夫の兄が亡くなりました。
夫の兄は、遠方に住んでいて、夫も、何年も連絡を取っていませんでした。
そんな中、夫の姉から、兄が死亡したという連絡がありました。
そして、相続の手続に必要だから、実印を貸せと言われました。
実印を貸すなんて絶対に許せなかったので、断るように言うと、今度は、白紙の紙を送りつけてきて、「ここに実印で署名押印してくれ」と言ってきたのです。
夫が、兄の財産はどれくらいあるかのと聞いても、「銀行預金が僅かにあるだけで、行政書士に手数料を払ったら、マイナスになるかもしれないくらいしか無い」というだけで、具体的にどれくらいあるのかという事を教えてくれません。
このような場合は、どうしたら良いのでしょうか。

相続の相談でも、この「白紙の紙に署名押印を求められた」というのはすごく多く、難しい問題となります。

財産が実はもっと沢山あって、それを独り占めしようとしてるんではないだろうか、というようなトラブルが絶えません。それはそうですよね、本当に僅かの銀行預金しかないのなら、わざわざお互いの関係に亀裂が入りかねないような、白紙の紙へ署名押印を求めるなんて事は考え辛いのです。

本当に銀行預金だけであるなら、正当な遺産分割協議書を作って、お互いに納得した上で堂々と署名押印を求めれば良い訳です。

しかし、これをしないと言う事は、何か後ろめたい事情があるのではないかと考えてしまうのが普通ですよね。

ですから、このような場合は、相手方に、遺産はどれくらいあるのか、財産目録などを出してもらう事をしてください。
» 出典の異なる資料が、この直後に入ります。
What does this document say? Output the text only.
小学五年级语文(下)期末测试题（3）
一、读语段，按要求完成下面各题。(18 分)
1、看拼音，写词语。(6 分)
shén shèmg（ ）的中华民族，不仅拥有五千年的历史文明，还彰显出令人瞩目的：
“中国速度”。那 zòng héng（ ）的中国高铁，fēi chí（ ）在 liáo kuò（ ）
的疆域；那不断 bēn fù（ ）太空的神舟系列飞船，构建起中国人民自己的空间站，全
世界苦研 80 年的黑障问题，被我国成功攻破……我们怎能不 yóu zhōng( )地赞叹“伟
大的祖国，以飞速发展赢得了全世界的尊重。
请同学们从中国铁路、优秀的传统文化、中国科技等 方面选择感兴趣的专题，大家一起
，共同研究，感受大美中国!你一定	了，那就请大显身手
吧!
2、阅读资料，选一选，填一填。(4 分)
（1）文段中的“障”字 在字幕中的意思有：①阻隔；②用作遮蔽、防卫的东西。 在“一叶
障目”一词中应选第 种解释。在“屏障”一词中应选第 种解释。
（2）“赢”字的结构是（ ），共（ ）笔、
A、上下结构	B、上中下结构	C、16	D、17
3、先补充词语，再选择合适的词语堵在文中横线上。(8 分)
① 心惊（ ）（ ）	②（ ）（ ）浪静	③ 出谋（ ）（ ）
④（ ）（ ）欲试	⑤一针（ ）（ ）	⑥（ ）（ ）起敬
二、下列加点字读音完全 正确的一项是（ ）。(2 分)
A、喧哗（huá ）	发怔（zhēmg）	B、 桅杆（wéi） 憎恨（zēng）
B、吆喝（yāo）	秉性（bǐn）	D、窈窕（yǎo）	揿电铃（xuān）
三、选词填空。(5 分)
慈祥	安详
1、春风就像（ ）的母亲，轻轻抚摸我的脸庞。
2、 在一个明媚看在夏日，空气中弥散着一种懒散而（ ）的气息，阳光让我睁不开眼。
それでも相手方が財産を明示してこないのであれば、調停や審判に入って行く事になります。

ある程度、財産があるような状態であれば、弁護士に依頼するのも悪くないと思いますが、あなたのケースのように、どれくらい財産があるか分からないようなケースでは、弁護士費用の方が高くついてしまう可能性もありますので、家庭裁判所に相談するか、内容証明郵便で、財産の明示を求めるくらいでしょうか。

相手方も、白紙の紙への署名押印を求めてきたと言う事は、旦那さんの実印がなければ相続手続を進めることができない状態であると言う事です。安易に実印を押さずに、話し合いをされることをおすすめします。
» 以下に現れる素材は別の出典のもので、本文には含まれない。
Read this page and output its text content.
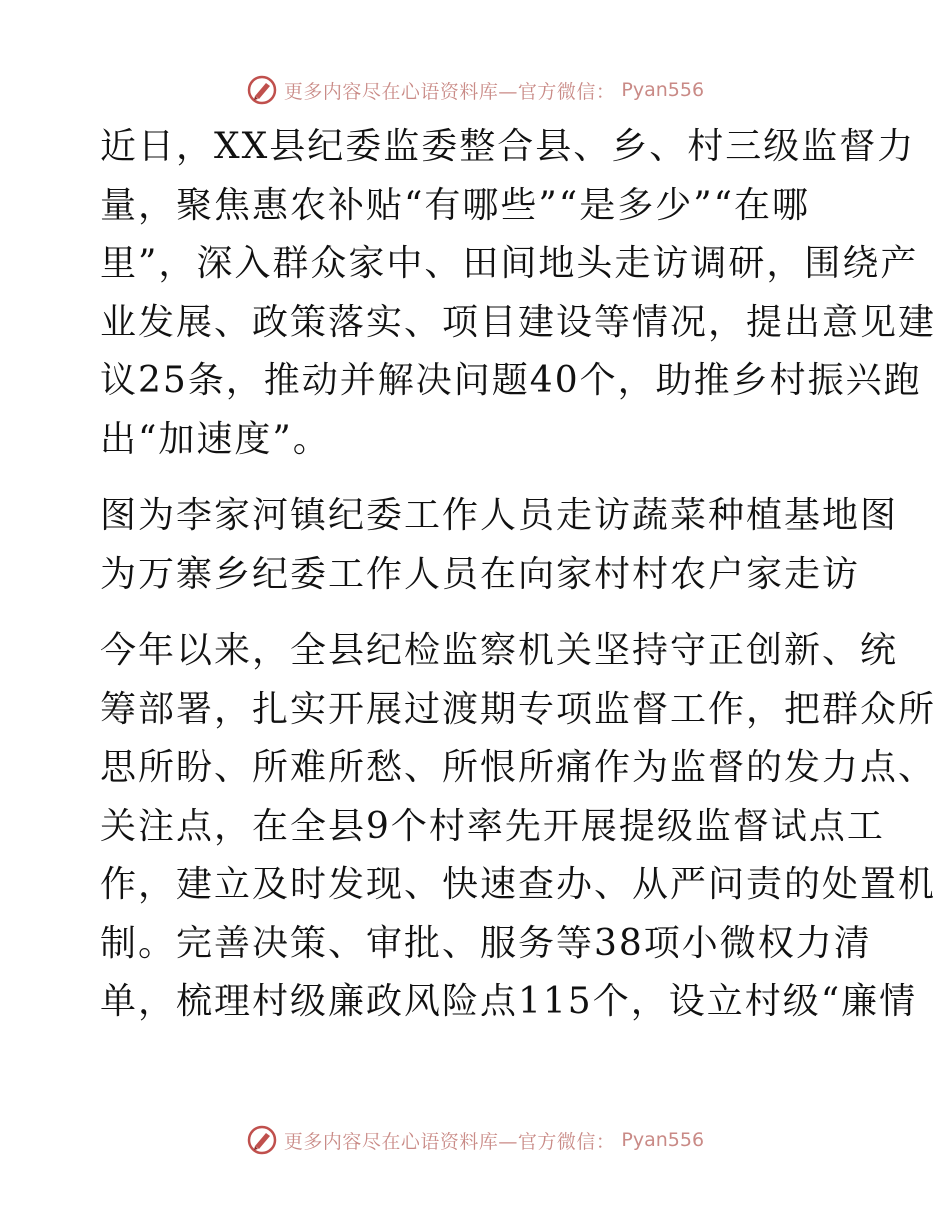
更多内容尽在心语资料库—官方微信： Pyan556
近日，XX县纪委监委整合县、乡、村三级监督力
量，聚焦惠农补贴“有哪些”“是多少”“在哪
里”，深入群众家中、田间地头走访调研，围绕产
业发展、政策落实、项目建设等情况，提出意见建
议25条，推动并解决问题40个，助推乡村振兴跑
出“加速度”。
图为李家河镇纪委工作人员走访蔬菜种植基地图
为万寨乡纪委工作人员在向家村村农户家走访
今年以来，全县纪检监察机关坚持守正创新、统
筹部署，扎实开展过渡期专项监督工作，把群众所
思所盼、所难所愁、所恨所痛作为监督的发力点、
关注点，在全县9个村率先开展提级监督试点工
作，建立及时发现、快速查办、从严问责的处置机
制。完善决策、审批、服务等38项小微权力清
单，梳理村级廉政风险点115个，设立村级“廉情
更多内容尽在心语资料库—官方微信： Pyan556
また、知っておいてもらいたい事が、白紙の紙に押印をしてしまうと、最悪の場合、借金などの債務を負うことになってしまう場合もあると言う事です。
夫の姉は、少しの預金だからと、相続手続を終わらせてしまったとして、疎遠であったお兄さんの事ですから、後から借金や債務が出てくる事が考えられるのです。

遺産分割協議書や相続分皆無証明書に実印を押してしまうと、相続を承認したことになりますから、注意してください。

ですから、「兄さんの遺産なんていらないや」と思った時であっても、債務があるかどうかの確認をし、債務があるような場合、または不明な場合は相続を放棄する事が望ましいと言えます。